Every character, space, and punctuation mark adds to the “cost” of an AI interaction, which means organizations need to be strategic about content and prompt efficiency.

Sebastianna breaks down how poorly structured content inflates token usage, making AI-powered tools more expensive to operate. But by refining content — removing redundancy, improving clarity, and structuring it well — businesses can reduce costs while improving AI accuracy and responsiveness.

Why AI is forcing organizations to rethink content

AI is surfacing content problems that organizations can no longer ignore. It’s shining a light on outdated, unnecessary, and conflicting information, forcing organizations to confront their content debt.

Sebastianna explains how AI’s disruption could be the push organizations need to clean up their digital clutter. By conducting audits, removing outdated content, and prioritizing clarity, businesses improve not only AI interactions but the overall digital experience for users.

Want to get the most out of AI? Start with better content.

If you’re using AI-powered tools — or thinking about implementing them — this episode of The Future of Content is a must-listen.
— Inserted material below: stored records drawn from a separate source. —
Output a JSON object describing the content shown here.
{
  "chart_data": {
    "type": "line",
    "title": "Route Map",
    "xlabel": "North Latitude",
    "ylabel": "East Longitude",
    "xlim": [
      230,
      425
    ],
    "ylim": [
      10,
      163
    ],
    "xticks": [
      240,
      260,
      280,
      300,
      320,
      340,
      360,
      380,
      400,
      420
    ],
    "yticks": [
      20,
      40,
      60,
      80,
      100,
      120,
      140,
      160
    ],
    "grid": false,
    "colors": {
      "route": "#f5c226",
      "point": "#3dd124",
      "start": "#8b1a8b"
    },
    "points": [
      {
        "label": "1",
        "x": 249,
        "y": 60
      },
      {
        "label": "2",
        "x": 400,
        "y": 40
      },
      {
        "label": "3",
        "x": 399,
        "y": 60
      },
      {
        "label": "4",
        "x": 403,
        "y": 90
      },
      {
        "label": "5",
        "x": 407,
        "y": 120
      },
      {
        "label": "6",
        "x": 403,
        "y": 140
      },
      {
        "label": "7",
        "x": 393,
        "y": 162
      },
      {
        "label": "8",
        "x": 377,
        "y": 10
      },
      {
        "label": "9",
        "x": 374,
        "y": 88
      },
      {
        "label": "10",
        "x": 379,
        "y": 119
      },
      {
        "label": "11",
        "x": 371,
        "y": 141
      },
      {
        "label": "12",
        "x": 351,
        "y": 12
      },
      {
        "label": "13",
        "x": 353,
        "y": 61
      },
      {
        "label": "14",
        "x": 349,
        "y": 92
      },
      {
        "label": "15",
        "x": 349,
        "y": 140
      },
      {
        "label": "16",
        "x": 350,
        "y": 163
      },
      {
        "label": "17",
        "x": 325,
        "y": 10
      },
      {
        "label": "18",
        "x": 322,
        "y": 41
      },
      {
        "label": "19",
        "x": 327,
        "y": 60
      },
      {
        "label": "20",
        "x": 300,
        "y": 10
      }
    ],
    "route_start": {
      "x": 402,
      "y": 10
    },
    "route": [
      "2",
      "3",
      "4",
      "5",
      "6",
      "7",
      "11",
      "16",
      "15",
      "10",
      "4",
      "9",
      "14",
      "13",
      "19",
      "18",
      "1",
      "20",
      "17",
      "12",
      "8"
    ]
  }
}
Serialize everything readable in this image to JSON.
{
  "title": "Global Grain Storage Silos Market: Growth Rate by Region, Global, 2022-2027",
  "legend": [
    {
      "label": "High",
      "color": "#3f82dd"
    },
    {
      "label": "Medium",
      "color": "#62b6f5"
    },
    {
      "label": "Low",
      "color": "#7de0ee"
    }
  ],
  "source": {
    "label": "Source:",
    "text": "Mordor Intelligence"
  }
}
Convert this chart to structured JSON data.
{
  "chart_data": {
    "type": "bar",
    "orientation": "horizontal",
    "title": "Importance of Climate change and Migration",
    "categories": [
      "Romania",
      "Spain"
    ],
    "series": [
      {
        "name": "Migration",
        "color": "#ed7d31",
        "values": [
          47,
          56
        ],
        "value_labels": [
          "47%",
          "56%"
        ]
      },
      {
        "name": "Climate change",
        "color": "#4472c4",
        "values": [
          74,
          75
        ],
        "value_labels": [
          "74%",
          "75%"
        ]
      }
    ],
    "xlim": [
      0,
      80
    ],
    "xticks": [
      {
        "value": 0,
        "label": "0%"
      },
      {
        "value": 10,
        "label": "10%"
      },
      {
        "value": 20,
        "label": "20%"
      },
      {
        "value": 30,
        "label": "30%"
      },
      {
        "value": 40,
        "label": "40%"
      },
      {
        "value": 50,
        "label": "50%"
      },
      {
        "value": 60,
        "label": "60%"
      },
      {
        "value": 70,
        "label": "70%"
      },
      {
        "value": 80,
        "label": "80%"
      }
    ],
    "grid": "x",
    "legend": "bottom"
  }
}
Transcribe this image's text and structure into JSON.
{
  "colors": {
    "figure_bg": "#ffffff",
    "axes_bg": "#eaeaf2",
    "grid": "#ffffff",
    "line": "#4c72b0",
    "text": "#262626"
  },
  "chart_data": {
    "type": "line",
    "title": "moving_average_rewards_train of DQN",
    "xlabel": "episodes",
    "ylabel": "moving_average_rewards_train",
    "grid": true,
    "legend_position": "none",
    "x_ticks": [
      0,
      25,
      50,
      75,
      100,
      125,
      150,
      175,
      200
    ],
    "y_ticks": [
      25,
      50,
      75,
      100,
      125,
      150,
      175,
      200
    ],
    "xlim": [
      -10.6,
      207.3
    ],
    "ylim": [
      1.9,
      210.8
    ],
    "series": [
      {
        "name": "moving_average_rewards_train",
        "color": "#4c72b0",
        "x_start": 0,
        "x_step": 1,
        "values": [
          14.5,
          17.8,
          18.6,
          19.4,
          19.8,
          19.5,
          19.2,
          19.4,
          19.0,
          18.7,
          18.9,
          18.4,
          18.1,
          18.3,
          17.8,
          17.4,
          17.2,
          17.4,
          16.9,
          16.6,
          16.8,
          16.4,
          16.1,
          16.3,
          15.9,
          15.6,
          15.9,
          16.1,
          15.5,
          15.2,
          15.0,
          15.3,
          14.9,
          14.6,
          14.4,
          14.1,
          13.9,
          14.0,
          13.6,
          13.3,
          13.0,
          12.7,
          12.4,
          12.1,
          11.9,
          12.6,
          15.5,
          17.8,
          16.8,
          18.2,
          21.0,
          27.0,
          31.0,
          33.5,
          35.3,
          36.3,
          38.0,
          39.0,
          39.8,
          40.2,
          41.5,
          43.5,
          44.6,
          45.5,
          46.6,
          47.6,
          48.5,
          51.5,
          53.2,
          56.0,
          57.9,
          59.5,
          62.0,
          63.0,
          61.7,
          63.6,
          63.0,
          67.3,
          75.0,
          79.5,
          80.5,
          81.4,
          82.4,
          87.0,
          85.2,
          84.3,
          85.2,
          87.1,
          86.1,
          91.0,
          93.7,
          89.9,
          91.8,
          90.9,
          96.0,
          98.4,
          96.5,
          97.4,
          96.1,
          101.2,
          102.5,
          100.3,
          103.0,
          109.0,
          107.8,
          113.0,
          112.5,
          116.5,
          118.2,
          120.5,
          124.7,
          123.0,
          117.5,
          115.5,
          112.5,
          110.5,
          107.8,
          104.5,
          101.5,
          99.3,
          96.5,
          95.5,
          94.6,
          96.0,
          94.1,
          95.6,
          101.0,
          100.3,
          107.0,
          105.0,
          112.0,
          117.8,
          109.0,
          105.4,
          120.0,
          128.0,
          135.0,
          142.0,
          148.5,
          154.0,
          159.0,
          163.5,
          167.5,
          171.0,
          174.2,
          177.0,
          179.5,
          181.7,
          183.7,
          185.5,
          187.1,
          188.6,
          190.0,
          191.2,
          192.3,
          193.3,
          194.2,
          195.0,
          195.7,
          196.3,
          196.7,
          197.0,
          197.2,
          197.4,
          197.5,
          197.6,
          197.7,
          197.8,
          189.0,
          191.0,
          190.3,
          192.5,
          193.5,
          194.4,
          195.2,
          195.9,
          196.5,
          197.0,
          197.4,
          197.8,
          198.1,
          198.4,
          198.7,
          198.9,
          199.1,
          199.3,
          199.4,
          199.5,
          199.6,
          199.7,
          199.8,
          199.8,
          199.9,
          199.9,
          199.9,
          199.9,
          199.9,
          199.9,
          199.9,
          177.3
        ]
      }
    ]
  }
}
AI is only as good as the content it pulls from, and structured, well-maintained content is the key to getting the best results.

Transcript

Note: The following transcript was automatically generated, then lightly edited by a human. It may contain errors.

Todd Ross Nienkerk:

Welcome to The Future of Content!

Howdy, everyone. I’m your host, Todd Nienkerk. Before we get started, we have an exciting update. This episode marks the beginning of season five, and we’re changing our format a bit. First, we’re focusing on topics that are most relevant to our clients and communities. That means you’ll hear more from the web chefs themselves about the work we do with our clients and friends. Second, I’m inviting Web Chefs to occasionally guest host The Future of Content. We want to bring in more diverse voices and perspectives and, to be honest, maintain a more predictable release schedule. That’s my fault. We think these changes will make for a more useful and entertaining podcast, so let’s get started. Make for a more useful and entertaining podcast, so let’s get started.

Today’s episode is about generative AI — specifically a ChatGPT-style chatbot we recently built for a major university. Our guest is Sebastianna Skalisky, Content Strategist at Four Kitchens, and one of the human brains behind this fascinating project. We talk about optimizing content for AI, token budgets, prompt engineering, and how the disruptive nature of AI may finally convince us to stop neglecting all the content we’ve been hoarding.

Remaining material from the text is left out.